Contrary to the predictions of many famous economists in the early 1990s, China’s economy continued to maintain rapid growth, while countries that implemented “shock therapy” experienced extremely severe inflation. The economic development did not experience a temporary decline followed by continuous rapid growth. Instead of a “J”-shaped curve, it is an “L”-shaped curve that regresses sharply and then weakens for a long time (see Figure 13.1). In 1993, the inflation rate in Russia reached 8,414%, that is, prices rose by 84.14 times in one year; in Ukraine, it reached 10,155%, or 101.55 times in one year. Not only that, but the GDP fell sharply, with Russia’s GDP in 1995 only reaching 50% of 1990’s and Ukraine’s only 40%. With the sharp decline in per capita income and the extreme deterioration in income distribution, various social indicators are also declining. In 1990 Russian men’s life expectancy was 64 years, and in 1994 it dropped to 58 years. According to a survey of 23,000 households in 23 countries conducted by the European Bank in 2006, 70% of people believe that life is worse now than it was 15 years ago when the transition started. In a word, the country’s reforms to implement “shock therapy” are full of difficulties and have not had the effect expected by mainstream Western economists. Among Eastern European countries, Poland has the best economic development, and its GDP has fallen by about 20%. However, Poland has not really implemented “shock therapy”. Although prices have been fully liberalized, most large state-owned enterprises do not have private ownership. change.

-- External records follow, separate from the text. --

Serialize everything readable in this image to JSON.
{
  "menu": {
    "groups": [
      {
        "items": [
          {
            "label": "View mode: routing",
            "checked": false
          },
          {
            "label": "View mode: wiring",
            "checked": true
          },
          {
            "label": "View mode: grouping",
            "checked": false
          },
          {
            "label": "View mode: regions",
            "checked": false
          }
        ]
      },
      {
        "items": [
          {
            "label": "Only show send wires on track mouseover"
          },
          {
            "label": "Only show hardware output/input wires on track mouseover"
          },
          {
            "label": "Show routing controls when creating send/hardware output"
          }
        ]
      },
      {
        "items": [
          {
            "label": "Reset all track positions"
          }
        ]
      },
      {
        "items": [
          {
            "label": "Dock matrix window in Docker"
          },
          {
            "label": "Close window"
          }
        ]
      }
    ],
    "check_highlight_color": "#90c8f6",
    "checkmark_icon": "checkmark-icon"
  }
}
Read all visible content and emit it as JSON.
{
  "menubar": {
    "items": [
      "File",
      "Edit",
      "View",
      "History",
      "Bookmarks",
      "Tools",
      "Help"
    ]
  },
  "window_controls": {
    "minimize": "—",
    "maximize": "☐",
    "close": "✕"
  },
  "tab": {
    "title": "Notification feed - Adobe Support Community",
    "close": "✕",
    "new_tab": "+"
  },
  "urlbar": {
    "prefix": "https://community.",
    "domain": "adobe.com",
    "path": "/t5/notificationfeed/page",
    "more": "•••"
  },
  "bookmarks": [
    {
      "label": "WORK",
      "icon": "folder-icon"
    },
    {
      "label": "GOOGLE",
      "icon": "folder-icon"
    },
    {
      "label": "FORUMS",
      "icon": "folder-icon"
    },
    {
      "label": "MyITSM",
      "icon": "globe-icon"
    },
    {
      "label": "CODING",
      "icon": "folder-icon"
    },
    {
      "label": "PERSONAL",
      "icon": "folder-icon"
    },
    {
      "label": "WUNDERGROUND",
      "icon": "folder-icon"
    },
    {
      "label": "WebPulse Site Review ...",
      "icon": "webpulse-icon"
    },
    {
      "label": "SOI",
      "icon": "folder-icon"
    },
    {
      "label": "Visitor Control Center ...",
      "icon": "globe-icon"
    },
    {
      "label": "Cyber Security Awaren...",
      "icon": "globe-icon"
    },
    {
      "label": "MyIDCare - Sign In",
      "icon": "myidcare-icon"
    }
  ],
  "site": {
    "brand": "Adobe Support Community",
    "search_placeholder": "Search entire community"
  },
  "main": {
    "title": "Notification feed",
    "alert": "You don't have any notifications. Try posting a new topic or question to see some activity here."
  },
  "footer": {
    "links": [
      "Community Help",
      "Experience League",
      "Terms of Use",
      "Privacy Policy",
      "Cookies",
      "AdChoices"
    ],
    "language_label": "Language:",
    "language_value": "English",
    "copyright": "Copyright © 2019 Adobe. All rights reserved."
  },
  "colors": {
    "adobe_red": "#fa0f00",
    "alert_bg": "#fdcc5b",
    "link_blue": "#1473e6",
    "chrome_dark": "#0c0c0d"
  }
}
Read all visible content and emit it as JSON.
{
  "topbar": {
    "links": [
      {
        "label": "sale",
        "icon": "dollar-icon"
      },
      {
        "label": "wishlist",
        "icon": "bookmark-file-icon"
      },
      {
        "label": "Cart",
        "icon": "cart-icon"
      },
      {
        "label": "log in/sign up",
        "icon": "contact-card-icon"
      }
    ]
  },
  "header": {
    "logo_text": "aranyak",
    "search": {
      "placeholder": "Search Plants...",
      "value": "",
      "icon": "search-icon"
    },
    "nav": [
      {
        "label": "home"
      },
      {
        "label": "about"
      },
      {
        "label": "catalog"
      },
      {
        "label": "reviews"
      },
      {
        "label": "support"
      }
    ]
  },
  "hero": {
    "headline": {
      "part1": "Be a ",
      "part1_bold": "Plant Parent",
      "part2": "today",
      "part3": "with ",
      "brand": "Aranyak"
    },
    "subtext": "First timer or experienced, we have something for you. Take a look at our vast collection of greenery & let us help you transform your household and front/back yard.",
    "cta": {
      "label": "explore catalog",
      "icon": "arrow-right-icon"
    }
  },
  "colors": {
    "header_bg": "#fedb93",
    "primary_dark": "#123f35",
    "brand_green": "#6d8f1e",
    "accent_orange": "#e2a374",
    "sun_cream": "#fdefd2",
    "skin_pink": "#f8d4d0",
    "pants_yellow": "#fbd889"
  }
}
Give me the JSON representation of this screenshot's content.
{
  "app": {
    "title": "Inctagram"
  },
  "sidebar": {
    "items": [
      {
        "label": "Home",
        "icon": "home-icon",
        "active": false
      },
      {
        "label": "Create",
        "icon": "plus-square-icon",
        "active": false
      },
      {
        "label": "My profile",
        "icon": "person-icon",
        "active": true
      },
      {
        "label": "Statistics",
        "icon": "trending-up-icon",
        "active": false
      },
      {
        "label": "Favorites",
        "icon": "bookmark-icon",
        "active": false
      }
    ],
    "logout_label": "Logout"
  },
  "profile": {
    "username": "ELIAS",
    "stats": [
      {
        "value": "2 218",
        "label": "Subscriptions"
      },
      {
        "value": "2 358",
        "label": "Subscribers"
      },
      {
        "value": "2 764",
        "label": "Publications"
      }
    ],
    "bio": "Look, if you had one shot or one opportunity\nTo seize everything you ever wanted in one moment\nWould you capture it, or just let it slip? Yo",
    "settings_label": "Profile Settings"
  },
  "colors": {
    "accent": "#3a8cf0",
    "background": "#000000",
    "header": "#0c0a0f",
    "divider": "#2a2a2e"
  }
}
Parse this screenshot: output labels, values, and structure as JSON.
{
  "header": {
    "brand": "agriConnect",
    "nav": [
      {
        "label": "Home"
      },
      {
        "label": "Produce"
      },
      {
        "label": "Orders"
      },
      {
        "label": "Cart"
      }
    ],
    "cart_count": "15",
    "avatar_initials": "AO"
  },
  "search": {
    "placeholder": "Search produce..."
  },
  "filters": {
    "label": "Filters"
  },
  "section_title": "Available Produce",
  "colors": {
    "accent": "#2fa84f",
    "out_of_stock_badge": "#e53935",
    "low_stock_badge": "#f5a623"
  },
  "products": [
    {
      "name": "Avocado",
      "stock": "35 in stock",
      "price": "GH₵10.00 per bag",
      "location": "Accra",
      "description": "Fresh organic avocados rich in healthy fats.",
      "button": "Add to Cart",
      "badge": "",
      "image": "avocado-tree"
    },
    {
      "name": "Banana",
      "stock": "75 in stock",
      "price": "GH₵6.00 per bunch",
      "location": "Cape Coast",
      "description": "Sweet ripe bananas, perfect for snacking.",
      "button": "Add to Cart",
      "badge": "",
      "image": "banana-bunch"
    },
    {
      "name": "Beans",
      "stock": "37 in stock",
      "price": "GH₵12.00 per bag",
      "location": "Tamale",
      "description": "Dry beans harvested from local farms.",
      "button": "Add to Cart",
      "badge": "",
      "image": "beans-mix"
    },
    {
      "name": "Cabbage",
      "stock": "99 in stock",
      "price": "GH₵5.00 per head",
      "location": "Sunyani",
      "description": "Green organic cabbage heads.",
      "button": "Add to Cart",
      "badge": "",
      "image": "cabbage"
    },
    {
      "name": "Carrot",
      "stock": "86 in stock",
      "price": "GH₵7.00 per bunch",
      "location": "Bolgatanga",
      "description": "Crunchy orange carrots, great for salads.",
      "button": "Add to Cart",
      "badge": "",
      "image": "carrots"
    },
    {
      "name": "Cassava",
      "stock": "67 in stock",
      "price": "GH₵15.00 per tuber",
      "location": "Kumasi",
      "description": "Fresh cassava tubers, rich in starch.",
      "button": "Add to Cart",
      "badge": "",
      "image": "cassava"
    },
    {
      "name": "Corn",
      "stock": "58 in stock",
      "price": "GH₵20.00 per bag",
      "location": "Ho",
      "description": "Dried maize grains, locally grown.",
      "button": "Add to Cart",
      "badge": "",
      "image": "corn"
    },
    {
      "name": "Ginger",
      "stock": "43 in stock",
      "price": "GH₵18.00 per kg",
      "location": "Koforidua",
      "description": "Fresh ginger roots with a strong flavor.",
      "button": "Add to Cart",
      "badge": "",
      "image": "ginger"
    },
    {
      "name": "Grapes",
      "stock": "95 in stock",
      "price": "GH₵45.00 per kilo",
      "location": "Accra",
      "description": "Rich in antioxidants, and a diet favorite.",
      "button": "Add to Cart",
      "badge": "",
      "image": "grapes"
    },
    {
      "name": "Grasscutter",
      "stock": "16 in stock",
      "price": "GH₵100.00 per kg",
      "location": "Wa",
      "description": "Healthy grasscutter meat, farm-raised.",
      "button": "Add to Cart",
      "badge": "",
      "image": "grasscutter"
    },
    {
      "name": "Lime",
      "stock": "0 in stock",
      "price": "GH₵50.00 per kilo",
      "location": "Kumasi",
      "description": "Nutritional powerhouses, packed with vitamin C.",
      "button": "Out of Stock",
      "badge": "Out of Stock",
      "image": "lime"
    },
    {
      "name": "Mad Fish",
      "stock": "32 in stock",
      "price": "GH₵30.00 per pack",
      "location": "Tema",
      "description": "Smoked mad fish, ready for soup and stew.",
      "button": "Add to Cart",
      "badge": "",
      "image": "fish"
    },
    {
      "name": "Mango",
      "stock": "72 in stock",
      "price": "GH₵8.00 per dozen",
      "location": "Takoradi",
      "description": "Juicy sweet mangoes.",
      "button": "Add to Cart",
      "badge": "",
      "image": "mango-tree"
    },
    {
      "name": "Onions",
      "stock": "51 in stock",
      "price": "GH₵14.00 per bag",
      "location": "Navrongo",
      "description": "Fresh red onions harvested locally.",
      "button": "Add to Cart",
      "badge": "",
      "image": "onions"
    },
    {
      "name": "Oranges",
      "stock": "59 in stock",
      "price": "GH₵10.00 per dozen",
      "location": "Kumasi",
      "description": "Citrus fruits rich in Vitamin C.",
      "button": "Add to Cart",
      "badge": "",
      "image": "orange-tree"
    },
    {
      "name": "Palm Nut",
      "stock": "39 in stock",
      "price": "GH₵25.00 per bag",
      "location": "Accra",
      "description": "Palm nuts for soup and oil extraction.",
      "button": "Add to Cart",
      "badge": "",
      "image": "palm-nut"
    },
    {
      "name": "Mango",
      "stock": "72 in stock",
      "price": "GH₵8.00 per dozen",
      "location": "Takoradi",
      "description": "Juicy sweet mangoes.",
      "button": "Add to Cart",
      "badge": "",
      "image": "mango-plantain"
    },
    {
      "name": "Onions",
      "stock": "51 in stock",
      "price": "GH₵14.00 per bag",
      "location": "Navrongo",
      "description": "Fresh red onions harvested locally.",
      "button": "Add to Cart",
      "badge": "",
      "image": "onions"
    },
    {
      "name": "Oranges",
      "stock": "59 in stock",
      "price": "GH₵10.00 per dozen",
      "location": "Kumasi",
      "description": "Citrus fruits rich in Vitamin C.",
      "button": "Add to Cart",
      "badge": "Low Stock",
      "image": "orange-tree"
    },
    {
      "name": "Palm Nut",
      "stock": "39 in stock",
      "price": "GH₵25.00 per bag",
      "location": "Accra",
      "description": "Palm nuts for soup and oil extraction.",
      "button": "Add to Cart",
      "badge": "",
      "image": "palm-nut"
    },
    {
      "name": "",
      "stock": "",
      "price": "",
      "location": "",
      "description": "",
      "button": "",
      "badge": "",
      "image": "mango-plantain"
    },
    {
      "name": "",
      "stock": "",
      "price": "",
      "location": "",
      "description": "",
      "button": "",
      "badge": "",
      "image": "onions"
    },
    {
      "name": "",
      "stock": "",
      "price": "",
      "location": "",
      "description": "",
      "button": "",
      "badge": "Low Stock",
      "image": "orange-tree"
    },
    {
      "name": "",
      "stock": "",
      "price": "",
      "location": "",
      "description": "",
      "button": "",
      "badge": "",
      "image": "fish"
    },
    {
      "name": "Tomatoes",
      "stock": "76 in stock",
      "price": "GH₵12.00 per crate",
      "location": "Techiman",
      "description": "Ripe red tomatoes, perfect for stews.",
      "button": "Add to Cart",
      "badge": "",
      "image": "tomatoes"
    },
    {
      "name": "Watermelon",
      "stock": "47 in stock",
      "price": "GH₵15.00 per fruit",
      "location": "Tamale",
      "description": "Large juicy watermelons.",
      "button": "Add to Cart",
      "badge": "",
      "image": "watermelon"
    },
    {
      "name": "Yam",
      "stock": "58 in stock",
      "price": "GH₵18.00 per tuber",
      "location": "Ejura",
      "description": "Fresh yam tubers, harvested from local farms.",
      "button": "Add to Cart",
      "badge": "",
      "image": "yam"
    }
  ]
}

2. Viability and Reflections on Neoclassical Economics

(1) The Implicit Premise and Inference of Modern Economics

A theory should be able to explain and predict phenomena, and if it cannot, the theory is fundamentally flawed.

There is an assumption implicit in the existing neoclassical economic theories, which economists unconsciously take as the established premise of economic research and economic theory.

(2) Theoretical summary of viability

A firm’s viability is determined by its industry, product, and technological choices, and a good example of this concept is Japanese agriculture. Agriculture in Japan is dominated by small farmers, and the farmer is both the owner and the operator, so there is no problem of property rights, and there is no corporate governance problem caused by information asymmetry and incompatibility of incentives. However, Japan is a country with extremely scarce land, and it has no comparative advantage in land-intensive agricultural products (such as grain). , does not have a comparative advantage. The intensive cultivation of Japanese agriculture is famous in the world. However, the survival of Japanese farms depends on the high financial subsidies and tariff protection of the Japanese government. If the Japanese government opens up the free import of agricultural products, most of the farms in Japan will close down.

3. Realistic observation and theoretical development

(1) Policy failure under neoclassical economic theory

1. The Proposition and Main Content of “Washington Consensus”

The most concrete and concentrated expression of reform policy based on neoclassical economic theory is the so-called “Washington Consensus”, which includes the following: Public investment in neglected but high-return sectors, broadening the tax base, unifying exchange rates, liberalizing trade, removing barriers to foreign direct investment, privatization of state-owned enterprises, deregulation of market access and protection of private property rights, etc. ( Williamson, 1997).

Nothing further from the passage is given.